A la fin août on apprenait la concrétisation d’un projet de fusion déjà évoquée depuis le printemps entre deux groupes publics, l’un Shenhua 神华, n°1 du secteur du charbon et l’autre Guodian, 国电 l’un des 5 géants producteurs d’électricité. Formant un nouveau pôle chinois de l’énergie dont la valeur est estimée à 230 Mds d’€, portant le nom (provisoire) de China Energy Investment Corp. Ltd, l’association devient le premier groupe mondial du secteur de l’énergie.

Après le regroupement du secteur du rail en 2015 entre China National Railway 中国铁路 et China South Locomotive Rolling Stock (CSR 中国南车), ce deuxième regroupement d’envergure qui suit celui de China National Nuclear Power Co.

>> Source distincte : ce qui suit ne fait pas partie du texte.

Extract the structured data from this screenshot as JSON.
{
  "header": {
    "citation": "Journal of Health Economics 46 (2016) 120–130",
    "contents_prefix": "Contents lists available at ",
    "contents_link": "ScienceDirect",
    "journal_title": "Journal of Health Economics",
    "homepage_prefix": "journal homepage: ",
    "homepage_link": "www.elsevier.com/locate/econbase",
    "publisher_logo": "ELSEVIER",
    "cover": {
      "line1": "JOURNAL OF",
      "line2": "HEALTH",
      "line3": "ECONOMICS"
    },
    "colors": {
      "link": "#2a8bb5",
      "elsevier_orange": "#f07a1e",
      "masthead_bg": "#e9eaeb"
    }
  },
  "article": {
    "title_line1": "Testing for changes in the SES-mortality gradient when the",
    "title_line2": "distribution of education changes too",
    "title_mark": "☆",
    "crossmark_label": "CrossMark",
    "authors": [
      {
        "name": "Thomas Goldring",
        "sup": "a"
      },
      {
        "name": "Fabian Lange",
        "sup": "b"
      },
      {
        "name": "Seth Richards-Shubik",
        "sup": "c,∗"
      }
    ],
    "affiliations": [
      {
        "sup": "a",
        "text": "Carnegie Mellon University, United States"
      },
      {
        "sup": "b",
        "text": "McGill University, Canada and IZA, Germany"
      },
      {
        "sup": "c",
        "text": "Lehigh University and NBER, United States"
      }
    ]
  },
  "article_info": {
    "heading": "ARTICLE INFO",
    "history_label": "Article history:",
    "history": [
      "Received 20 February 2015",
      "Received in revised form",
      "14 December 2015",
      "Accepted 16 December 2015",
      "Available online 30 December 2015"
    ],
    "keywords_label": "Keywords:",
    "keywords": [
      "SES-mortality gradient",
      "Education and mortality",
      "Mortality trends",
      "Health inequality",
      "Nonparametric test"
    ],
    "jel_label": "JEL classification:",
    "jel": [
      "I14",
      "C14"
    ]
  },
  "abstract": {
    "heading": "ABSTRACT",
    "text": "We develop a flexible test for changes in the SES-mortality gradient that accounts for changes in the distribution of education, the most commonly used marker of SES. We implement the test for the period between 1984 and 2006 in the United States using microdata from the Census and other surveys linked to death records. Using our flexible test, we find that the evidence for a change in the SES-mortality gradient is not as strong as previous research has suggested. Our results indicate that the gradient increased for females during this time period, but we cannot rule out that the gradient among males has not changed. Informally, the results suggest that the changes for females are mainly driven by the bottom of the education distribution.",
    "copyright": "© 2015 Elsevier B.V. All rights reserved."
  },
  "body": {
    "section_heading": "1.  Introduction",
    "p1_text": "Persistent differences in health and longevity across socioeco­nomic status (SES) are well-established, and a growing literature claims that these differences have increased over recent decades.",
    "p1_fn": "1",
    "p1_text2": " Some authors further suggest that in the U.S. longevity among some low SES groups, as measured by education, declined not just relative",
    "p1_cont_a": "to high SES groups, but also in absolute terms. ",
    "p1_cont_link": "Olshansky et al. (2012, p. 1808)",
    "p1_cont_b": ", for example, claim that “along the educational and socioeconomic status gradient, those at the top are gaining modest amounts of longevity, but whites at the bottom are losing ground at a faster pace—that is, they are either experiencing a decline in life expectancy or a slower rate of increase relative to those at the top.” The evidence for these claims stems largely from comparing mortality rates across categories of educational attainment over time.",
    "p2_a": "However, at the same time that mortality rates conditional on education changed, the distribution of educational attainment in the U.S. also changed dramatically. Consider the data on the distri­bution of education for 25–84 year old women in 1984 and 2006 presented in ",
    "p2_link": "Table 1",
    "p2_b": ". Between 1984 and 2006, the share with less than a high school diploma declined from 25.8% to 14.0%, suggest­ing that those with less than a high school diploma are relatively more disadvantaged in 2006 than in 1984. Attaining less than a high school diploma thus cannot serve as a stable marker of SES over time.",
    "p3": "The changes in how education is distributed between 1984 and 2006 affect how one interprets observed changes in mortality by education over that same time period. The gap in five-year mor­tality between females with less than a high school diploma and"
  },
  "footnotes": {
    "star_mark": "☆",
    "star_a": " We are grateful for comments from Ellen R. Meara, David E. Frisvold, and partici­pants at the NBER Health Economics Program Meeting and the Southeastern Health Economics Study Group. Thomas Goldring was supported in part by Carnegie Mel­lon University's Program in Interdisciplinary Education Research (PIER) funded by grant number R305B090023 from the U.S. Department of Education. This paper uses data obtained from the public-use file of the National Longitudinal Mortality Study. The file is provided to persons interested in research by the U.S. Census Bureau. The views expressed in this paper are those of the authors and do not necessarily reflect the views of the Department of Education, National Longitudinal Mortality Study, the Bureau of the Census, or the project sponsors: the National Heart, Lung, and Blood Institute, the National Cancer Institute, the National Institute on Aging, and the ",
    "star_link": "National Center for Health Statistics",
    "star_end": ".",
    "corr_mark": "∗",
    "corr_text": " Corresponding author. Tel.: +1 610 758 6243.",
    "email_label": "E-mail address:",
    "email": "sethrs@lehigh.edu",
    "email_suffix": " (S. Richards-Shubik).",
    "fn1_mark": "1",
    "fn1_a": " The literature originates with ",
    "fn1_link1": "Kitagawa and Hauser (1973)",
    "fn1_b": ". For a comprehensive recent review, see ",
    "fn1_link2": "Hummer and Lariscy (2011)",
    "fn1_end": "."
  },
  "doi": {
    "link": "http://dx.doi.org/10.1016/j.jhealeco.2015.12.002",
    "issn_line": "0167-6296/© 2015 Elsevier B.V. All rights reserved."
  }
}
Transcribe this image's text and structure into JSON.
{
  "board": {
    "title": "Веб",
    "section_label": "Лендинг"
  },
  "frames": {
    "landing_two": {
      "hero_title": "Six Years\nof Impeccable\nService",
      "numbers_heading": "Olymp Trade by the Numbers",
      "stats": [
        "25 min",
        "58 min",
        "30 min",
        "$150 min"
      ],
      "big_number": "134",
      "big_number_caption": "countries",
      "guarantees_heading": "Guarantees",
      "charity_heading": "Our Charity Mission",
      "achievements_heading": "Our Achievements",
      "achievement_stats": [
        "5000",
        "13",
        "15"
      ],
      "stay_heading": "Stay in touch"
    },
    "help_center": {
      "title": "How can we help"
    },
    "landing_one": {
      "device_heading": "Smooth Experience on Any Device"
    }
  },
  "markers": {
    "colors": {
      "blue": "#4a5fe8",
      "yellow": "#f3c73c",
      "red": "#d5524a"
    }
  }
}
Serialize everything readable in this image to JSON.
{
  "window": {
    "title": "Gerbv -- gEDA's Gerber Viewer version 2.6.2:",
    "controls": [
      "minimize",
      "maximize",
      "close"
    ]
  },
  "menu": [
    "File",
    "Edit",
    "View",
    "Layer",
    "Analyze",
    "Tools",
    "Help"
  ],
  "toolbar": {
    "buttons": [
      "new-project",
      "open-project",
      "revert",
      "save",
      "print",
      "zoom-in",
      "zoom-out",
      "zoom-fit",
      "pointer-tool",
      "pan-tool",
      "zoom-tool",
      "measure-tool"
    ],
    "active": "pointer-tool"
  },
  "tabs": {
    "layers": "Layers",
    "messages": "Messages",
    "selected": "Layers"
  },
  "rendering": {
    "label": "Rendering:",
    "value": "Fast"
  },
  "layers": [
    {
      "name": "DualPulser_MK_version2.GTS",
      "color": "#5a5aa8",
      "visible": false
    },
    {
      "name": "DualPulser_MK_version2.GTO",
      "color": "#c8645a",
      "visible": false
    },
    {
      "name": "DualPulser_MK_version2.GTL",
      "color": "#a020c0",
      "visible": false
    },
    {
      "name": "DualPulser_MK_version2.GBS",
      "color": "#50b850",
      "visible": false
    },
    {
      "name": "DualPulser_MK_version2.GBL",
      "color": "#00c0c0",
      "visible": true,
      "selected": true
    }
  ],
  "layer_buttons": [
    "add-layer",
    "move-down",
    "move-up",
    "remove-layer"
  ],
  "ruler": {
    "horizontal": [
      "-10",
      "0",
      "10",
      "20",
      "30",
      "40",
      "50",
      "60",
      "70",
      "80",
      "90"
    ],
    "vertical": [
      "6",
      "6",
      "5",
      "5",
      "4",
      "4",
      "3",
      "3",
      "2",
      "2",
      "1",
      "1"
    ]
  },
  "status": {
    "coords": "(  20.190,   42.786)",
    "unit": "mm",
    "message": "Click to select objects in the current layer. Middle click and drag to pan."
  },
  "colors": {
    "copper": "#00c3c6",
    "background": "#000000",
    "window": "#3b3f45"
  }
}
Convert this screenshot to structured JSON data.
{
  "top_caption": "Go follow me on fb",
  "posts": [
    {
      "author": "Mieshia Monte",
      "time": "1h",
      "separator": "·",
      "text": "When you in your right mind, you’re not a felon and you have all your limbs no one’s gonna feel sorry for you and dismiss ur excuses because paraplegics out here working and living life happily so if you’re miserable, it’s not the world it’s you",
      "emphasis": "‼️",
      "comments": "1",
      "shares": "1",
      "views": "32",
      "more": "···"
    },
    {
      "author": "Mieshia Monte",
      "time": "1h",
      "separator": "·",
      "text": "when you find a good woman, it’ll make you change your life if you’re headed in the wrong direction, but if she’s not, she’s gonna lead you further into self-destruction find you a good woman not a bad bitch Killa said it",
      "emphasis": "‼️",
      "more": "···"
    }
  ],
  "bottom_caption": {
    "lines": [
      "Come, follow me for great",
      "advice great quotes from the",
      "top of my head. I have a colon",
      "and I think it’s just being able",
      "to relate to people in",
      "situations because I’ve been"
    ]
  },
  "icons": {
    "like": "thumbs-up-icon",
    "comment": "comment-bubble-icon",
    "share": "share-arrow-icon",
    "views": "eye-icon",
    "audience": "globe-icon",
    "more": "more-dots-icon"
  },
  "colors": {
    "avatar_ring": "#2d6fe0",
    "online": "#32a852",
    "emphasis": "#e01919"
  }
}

Ltd (中核集团) avec China Power International (中国电力国际发展), indique la volonté du pouvoir de remettre en ordre et de contrôler le secteur de l’énergie dans un contexte où la hausse de la consommation d’énergie constitue une des grandes vulnérabilités du pays.

Entre 2006 et 2017, la consommation d’énergie a augmenté de 56%, passant de 1947 millions de tonnes équivalent pétrole (TEP) à 3053 TEP. Cette hausse de la consommation a entraîné une augmentation préoccupante des importations de pétrole et de gaz, respectivement passées de 5 à 12 barils/jour entre 1994 et 2016 et de 18 Mds de m3/an à 120 Mds de m3 en 2016.

Enfin, le chemin de la rationalisation de la production de charbon qui prévoit de créer par regroupements 10 grands groupes à partir de l’actuel foisonnement de producteurs, est encore long. Il en va de même de la transition énergétique. A titre d’exemple, alors que la part du charbon dans la production d’électricité nationale est tombée à 65%, dans le nouveau groupe qui vient d’être créé elle est encore à 77%, avec 14% à l’éolien, 8% à l’hydraulique et 1% au solaire.